The incident started when I took an image (not a very good one it seems :p) of a Police Cadet unit forming up to take part in an Armed Forces Day parade. I was quickly and aggressively stopped by one of their adult officers asking me who I worked for. I responded that I was a freelance and upon being told I needed parental permission to photograph them, I explained this was a public event in a public place and that I didn’t for editorial use.
She then demanded my details and when I declined, I was quickly pulled aside by police officers. Then started recording, see below for the rest
I had my lens covered while trying to photograph my harassment , then told ‘I consider you a threat under the terrorism act’ for photographing a police officer, had my camera taken from around my neck, was detained and frog marched away before being pushed down some stairs and told they were concerned for my safety
Mattsson had the sense and courage to record the conversation and continue taking photos as he demanded to know under what law was he not allowed to take photos. Check out the above video to hear the audio and see the photos.
As insane as some laws are in the United Kingdom, at least they don’t equate recording a public conversation with a public official to illegal wiretapping.
Mattsson not only did an excellent job documenting the harassment, but he has done a great job of keeping the story alive on his blog by continually posting updates, including a statement from the police spokeswoman.
“It is clearly not the intention of the MPS to prevent people from taking photographs, although, as the public would expect, officers will remain vigilant, particularly in crowded public places. Any allegations or complaints about police treatment of photographers are taken very seriously by the MPS.”
She adds: “Anyone who is unhappy with the actions of individual police officers can make a formal complaint, which will be thoroughly investigated. Although at this time we have not received a complaint about this incident and no allegations of crime have been made, we will investigate the circumstances. Our officers do receive guidance around the issue of photography through briefings and internal communications and we continue to drive this work forward.”
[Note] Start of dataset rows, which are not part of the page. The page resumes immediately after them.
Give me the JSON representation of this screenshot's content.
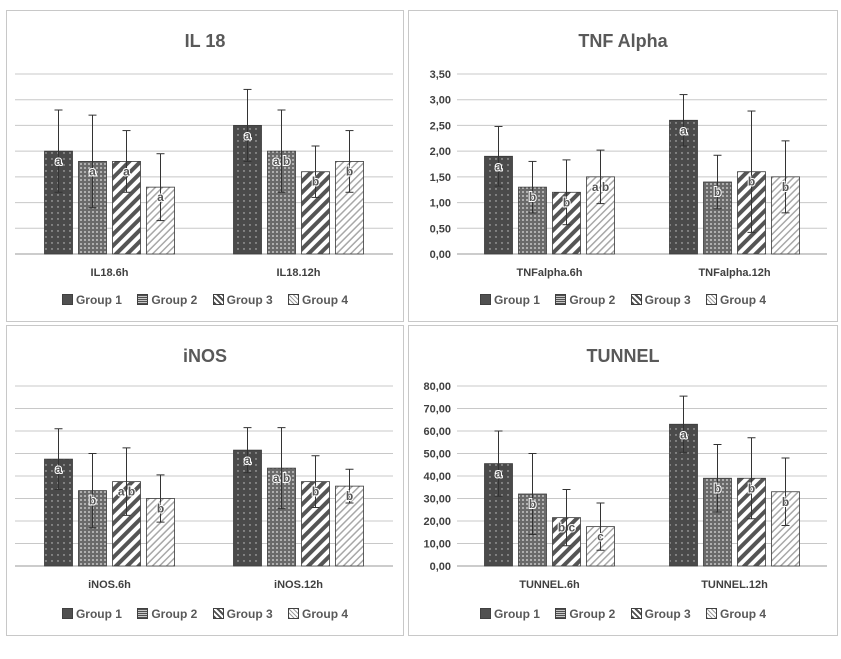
{
  "legend": [
    "Group 1",
    "Group 2",
    "Group 3",
    "Group 4"
  ],
  "chart_data": [
    {
      "type": "bar",
      "title": "IL 18",
      "categories": [
        "IL18.6h",
        "IL18.12h"
      ],
      "ylim": [
        0,
        3.5
      ],
      "yticks": [],
      "series": [
        {
          "name": "Group 1",
          "values": [
            2.0,
            2.5
          ],
          "errors": [
            0.8,
            0.7
          ],
          "labels": [
            "a",
            "a"
          ]
        },
        {
          "name": "Group 2",
          "values": [
            1.8,
            2.0
          ],
          "errors": [
            0.9,
            0.8
          ],
          "labels": [
            "a",
            "a b"
          ]
        },
        {
          "name": "Group 3",
          "values": [
            1.8,
            1.6
          ],
          "errors": [
            0.6,
            0.5
          ],
          "labels": [
            "a",
            "b"
          ]
        },
        {
          "name": "Group 4",
          "values": [
            1.3,
            1.8
          ],
          "errors": [
            0.65,
            0.6
          ],
          "labels": [
            "a",
            "b"
          ]
        }
      ],
      "grid": true,
      "legend_position": "bottom"
    },
    {
      "type": "bar",
      "title": "TNF Alpha",
      "categories": [
        "TNFalpha.6h",
        "TNFalpha.12h"
      ],
      "ylim": [
        0,
        3.5
      ],
      "yticks": [
        "0,00",
        "0,50",
        "1,00",
        "1,50",
        "2,00",
        "2,50",
        "3,00",
        "3,50"
      ],
      "series": [
        {
          "name": "Group 1",
          "values": [
            1.9,
            2.6
          ],
          "errors": [
            0.58,
            0.5
          ],
          "labels": [
            "a",
            "a"
          ]
        },
        {
          "name": "Group 2",
          "values": [
            1.3,
            1.4
          ],
          "errors": [
            0.5,
            0.52
          ],
          "labels": [
            "b",
            "b"
          ]
        },
        {
          "name": "Group 3",
          "values": [
            1.2,
            1.6
          ],
          "errors": [
            0.63,
            1.18
          ],
          "labels": [
            "b",
            "b"
          ]
        },
        {
          "name": "Group 4",
          "values": [
            1.5,
            1.5
          ],
          "errors": [
            0.52,
            0.7
          ],
          "labels": [
            "a b",
            "b"
          ]
        }
      ],
      "grid": true,
      "legend_position": "bottom"
    },
    {
      "type": "bar",
      "title": "iNOS",
      "categories": [
        "iNOS.6h",
        "iNOS.12h"
      ],
      "ylim": [
        0,
        80
      ],
      "yticks": [],
      "series": [
        {
          "name": "Group 1",
          "values": [
            47.5,
            51.5
          ],
          "errors": [
            13.5,
            10.0
          ],
          "labels": [
            "a",
            "a"
          ]
        },
        {
          "name": "Group 2",
          "values": [
            33.5,
            43.5
          ],
          "errors": [
            16.5,
            18.0
          ],
          "labels": [
            "b",
            "a b"
          ]
        },
        {
          "name": "Group 3",
          "values": [
            37.5,
            37.5
          ],
          "errors": [
            15.0,
            11.5
          ],
          "labels": [
            "a b",
            "b"
          ]
        },
        {
          "name": "Group 4",
          "values": [
            30.0,
            35.5
          ],
          "errors": [
            10.5,
            7.5
          ],
          "labels": [
            "b",
            "b"
          ]
        }
      ],
      "grid": true,
      "legend_position": "bottom"
    },
    {
      "type": "bar",
      "title": "TUNNEL",
      "categories": [
        "TUNNEL.6h",
        "TUNNEL.12h"
      ],
      "ylim": [
        0,
        80
      ],
      "yticks": [
        "0,00",
        "10,00",
        "20,00",
        "30,00",
        "40,00",
        "50,00",
        "60,00",
        "70,00",
        "80,00"
      ],
      "series": [
        {
          "name": "Group 1",
          "values": [
            45.5,
            63.0
          ],
          "errors": [
            14.5,
            12.5
          ],
          "labels": [
            "a",
            "a"
          ]
        },
        {
          "name": "Group 2",
          "values": [
            32.0,
            39.0
          ],
          "errors": [
            18.0,
            15.0
          ],
          "labels": [
            "b",
            "b"
          ]
        },
        {
          "name": "Group 3",
          "values": [
            21.5,
            39.0
          ],
          "errors": [
            12.5,
            18.0
          ],
          "labels": [
            "b c",
            "b"
          ]
        },
        {
          "name": "Group 4",
          "values": [
            17.5,
            33.0
          ],
          "errors": [
            10.5,
            15.0
          ],
          "labels": [
            "c",
            "b"
          ]
        }
      ],
      "grid": true,
      "legend_position": "bottom"
    }
  ]
}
Meanwhile, a photographer and videographer each won £3,500 ($5,275) in damages after police prevented them from documenting a protest outside the Greek Embassy in 2008 (video of that incident below).
In letters sent to the journalists, the force said: “The [Met] confirms its recognition that freedom of the press is a cornerstone of democracy and that journalists have a right to report freely. [We] recognise that on 8 December 2008 they failed to respect press freedom in respect of Mr (Marc) Vallée and Mr (Jason) Parkinson.” Both men received £3500 in compensation.
After the altercation, the journalists were forcibly frogmarched away from the scene to a location they said they were unable to report from. Both men believe police were preventing them from witnessing a series of what appeared to be aggressive arrests of activists taking place the same time.
And last week, another photographer was harassed in London under the terrorism laws when taking photographs with a tripod in public.
Things are getting so bad in the U.K. that Amateur Photographer magazine will give out a free lens cloth (right) in next month’s issue that state the rules for public photography to hand out to cops when they begin harassing photographers.
I doubt that will prevent them from continuing their harassment but it should make for interesting video as they try to explain why the rules, which were drafted by the top police brass, are not valid.